4.60Further, the Australian Competition and Consumer Commission (ACCC) has oversight over competition law in Australia, including in the insurance industry. However, while the ACCC can be tasked by governments to undertake particular oversight responsibilities—for example, the ACCC's current directive to monitor and report on the Cyclone Reinsurance Pool—the ACCC does not have a current role in price monitoring in the wider insurance market.[54]
4.61The lack of transparency in relation to premium pricing in the insurance market is compounded by a lack of oversight over premiums pricing and remains a significant issue. Several submitters recommended that steps be taken to provide greater oversight of the market alongside price transparency to address this gap.
Challenges with the strata insurance market
4.62Strata is the fastest growing form of residential property ownership in Australia. A strata title allows individual ownership of part of a property (called a lot and can include land, a townhouse, villa, duplex, or an apartment), combined with shared ownership in the remainder of the property through a legal strata structure, called owners corporations (OCs), bodies corporate, strata companies or strata corporation.
4.63The committee heard that strata insurance is compulsory in all states and territories. The Strata Community Association (Queensland) advised that while this should ensure universal coverage, in practice, aggressive risk avoidance by insurance underwriters makes it difficult for some to obtain cover at all, particularly in Far North Queensland where this is a common scenario. Consequently, this is leaving strata homeowners 'very exposed to climate related weather events'.
4.64Mr John Trowbridge agreed that it is difficult for some owners' corporations to secure insurance.
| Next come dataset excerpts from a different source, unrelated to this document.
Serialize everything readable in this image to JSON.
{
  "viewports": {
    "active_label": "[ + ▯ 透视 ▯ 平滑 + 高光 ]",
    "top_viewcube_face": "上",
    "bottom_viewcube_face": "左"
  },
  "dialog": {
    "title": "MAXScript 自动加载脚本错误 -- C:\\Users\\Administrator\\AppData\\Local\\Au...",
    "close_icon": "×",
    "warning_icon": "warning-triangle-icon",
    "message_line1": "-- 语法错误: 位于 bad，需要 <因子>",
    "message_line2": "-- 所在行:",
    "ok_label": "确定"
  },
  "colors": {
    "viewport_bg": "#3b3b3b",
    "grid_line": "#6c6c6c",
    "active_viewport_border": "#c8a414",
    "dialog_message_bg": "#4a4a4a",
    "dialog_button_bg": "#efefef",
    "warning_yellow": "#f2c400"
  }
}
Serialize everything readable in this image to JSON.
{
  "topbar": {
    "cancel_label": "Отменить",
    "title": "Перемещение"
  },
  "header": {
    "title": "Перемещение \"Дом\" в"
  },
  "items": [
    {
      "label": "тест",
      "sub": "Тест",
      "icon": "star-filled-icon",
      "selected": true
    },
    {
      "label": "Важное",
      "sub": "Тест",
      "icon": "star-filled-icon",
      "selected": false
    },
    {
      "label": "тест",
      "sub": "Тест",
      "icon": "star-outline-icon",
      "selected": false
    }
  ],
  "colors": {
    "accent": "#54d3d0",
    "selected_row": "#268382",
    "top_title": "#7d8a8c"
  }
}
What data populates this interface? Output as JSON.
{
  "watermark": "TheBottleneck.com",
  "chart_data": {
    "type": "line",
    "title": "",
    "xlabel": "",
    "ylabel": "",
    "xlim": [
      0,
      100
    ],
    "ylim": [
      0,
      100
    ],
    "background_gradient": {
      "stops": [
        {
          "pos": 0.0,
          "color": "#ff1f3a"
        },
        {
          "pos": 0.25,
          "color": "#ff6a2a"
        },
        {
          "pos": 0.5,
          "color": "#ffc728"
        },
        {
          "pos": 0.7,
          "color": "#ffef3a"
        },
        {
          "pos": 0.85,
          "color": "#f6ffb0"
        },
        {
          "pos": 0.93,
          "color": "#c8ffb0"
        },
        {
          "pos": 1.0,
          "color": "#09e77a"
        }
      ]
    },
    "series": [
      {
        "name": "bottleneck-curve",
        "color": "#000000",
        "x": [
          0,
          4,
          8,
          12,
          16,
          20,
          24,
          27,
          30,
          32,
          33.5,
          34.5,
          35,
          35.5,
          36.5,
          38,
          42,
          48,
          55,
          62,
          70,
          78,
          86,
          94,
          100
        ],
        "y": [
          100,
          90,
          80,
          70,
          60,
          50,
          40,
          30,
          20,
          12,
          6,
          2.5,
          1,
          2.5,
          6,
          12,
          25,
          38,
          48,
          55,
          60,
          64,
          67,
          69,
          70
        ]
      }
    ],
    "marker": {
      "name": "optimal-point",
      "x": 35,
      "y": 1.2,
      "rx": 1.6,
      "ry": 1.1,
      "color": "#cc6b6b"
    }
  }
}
He further observed that some brokers and strata managers are charging fees or commissions of over 20 per cent, which is exacerbating the cost for strata insurance.
4.65This concern was shared by the Owners Corporation Network of Australia Limited (OCN), the independent peak consumer body representing the rights and interests of residential strata and community title owners and residents. The OCN argued that intermediary fees, commissions and profits are driving up the cost of insurance even more so than climate risk, recommending that 'the ACCC or another appropriate body should investigate the growth in intermediary and distribution margins'.